Over the last decade I’ve tried to make myself “less available”. It’s been a good thing. For me and for those I work with and am close with in my personal life.

Here are a few tips for taking this on…

Respond Consistently

It can feel like you’re letting others down if you’re not responding instantly. That’s typically how we, ourselves, feel when others don’t respond right away to our emails, texts and calls.

But I’ve found a neat little trick that seems to make all parties happy.

Consistency.

It’s not the speed that is the key to responding. It’s the reliability. This might be you blocking off specific time each day to respond to the most important messages. You can determine what fits the criteria for most important. You can even allow your closest friends and family access to you if they call you twice in a row with emergencies. But rarely are there huge emergencies. Saying so is just an excuse to get a fast response from someone.

People, even those closest to you, will quickly understand that you will respond every morning or every evening to messages. They will be fine with that. The consistency you build yourself sends the right message to others.

Eliminate Social Media

Several years ago I deleted all my connections on Facebook. I removed all profile information. I still have the account for a very small number of work-related requirements. I never really got into Instagram. I’ve also pretty much given up Twitter. I haven’t posted in ages and I rarely see value in checking the site.

I think I stopped using Facebook even before the mobile app came out. I used to check Twitter on my phone a lot. Now it’s not on my phone and after a short time I quickly realized I didn’t need it.

This also requires removing the browsers from your phone.

Social media trains immediacy. But there are almost zero things in life that require immediate need. And if you convince yourself otherwise you’re probably never going to get out of the cycle of being too available.

Cease Responding To Negativity

Do you feel like you’re caught in a cycle of negativity? It could be that you’re engaging in digital communication with negative people. Texts, group texts, social media, etc. There is nothing that say you need to engage in conversations that are negative. Even with family.

If someone makes you feel bad, don’t communicate with them.

Conclusion

You have the power to control your availability. In the early ’90s, Bill Murray was finding that his agent was calling his house multiple times per day. There were all kinds of opportunities and questions and complaints and more. It was too much. Bill was angry.

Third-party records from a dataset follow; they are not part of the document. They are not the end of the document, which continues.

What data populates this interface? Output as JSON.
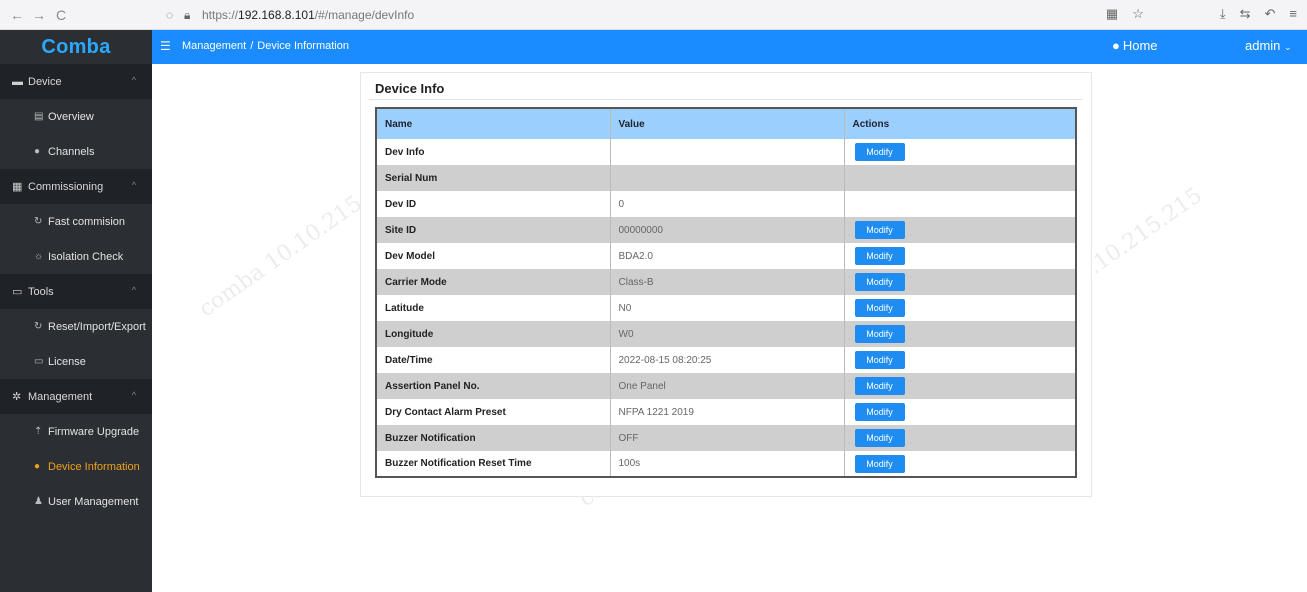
{
  "browser": {
    "back": "←",
    "forward": "→",
    "reload": "C",
    "url_scheme": "https://",
    "url_host": "192.168.8.101",
    "url_path": "/#/manage/devInfo"
  },
  "header": {
    "logo": "Comba",
    "breadcrumb_parent": "Management",
    "breadcrumb_sep": "/",
    "breadcrumb_current": "Device Information",
    "home_label": "Home",
    "admin_label": "admin"
  },
  "sidebar": {
    "groups": [
      {
        "label": "Device",
        "items": [
          "Overview",
          "Channels"
        ]
      },
      {
        "label": "Commissioning",
        "items": [
          "Fast commision",
          "Isolation Check"
        ]
      },
      {
        "label": "Tools",
        "items": [
          "Reset/Import/Export",
          "License"
        ]
      },
      {
        "label": "Management",
        "items": [
          "Firmware Upgrade",
          "Device Information",
          "User Management"
        ]
      }
    ],
    "active": "Device Information"
  },
  "panel": {
    "title": "Device Info",
    "columns": [
      "Name",
      "Value",
      "Actions"
    ],
    "modify_label": "Modify",
    "rows": [
      {
        "name": "Dev Info",
        "value": "",
        "action": true
      },
      {
        "name": "Serial Num",
        "value": "",
        "action": false
      },
      {
        "name": "Dev ID",
        "value": "0",
        "action": false
      },
      {
        "name": "Site ID",
        "value": "00000000",
        "action": true
      },
      {
        "name": "Dev Model",
        "value": "BDA2.0",
        "action": true
      },
      {
        "name": "Carrier Mode",
        "value": "Class-B",
        "action": true
      },
      {
        "name": "Latitude",
        "value": "N0",
        "action": true
      },
      {
        "name": "Longitude",
        "value": "W0",
        "action": true
      },
      {
        "name": "Date/Time",
        "value": "2022-08-15 08:20:25",
        "action": true
      },
      {
        "name": "Assertion Panel No.",
        "value": "One Panel",
        "action": true
      },
      {
        "name": "Dry Contact Alarm Preset",
        "value": "NFPA 1221 2019",
        "action": true
      },
      {
        "name": "Buzzer Notification",
        "value": "OFF",
        "action": true
      },
      {
        "name": "Buzzer Notification Reset Time",
        "value": "100s",
        "action": true
      }
    ]
  },
  "colors": {
    "header_blue": "#1a8cff",
    "sidebar_dark": "#2b2f33",
    "active_orange": "#f0a020",
    "table_header": "#9ad0fb",
    "button_blue": "#1e8cf0"
  }
}
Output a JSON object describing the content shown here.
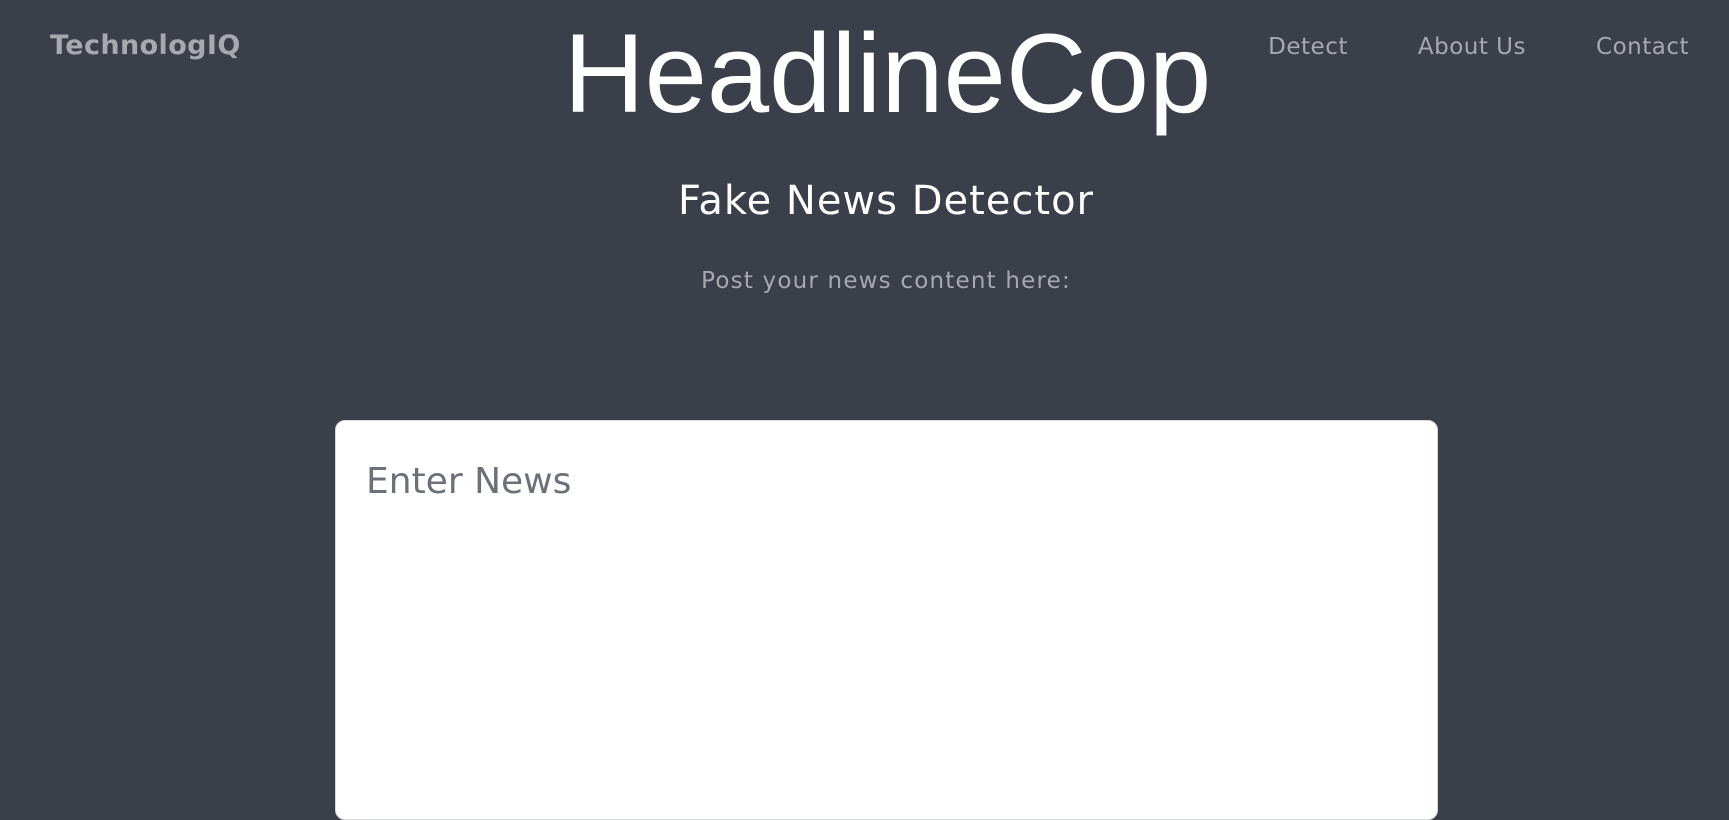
{
  "header": {
    "brand": "TechnologIQ",
    "nav": [
      {
        "label": "Detect"
      },
      {
        "label": "About Us"
      },
      {
        "label": "Contact"
      }
    ]
  },
  "hero": {
    "title": "HeadlineCop",
    "subtitle": "Fake News Detector",
    "prompt": "Post your news content here:"
  },
  "form": {
    "news_placeholder": "Enter News",
    "news_value": ""
  },
  "colors": {
    "background": "#3b3f4a",
    "muted_text": "#a7a9ae",
    "title_text": "#ffffff",
    "input_background": "#ffffff"
  }
}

He was anxious. He wasn’t a good person. So finally he fired his agent and setup a 1-800 number. He would check it when he felt like it. He’d listen to the calls and if he liked an opportunity he would call back.

And his career flourished.

Things also went fairly well in his personal life. He had more freedom. He was nicer and happier. He was barely available. And this was only in the time of the telephone and maybe an answering machine.

It’s even worse today. But it’s still possible to overcome.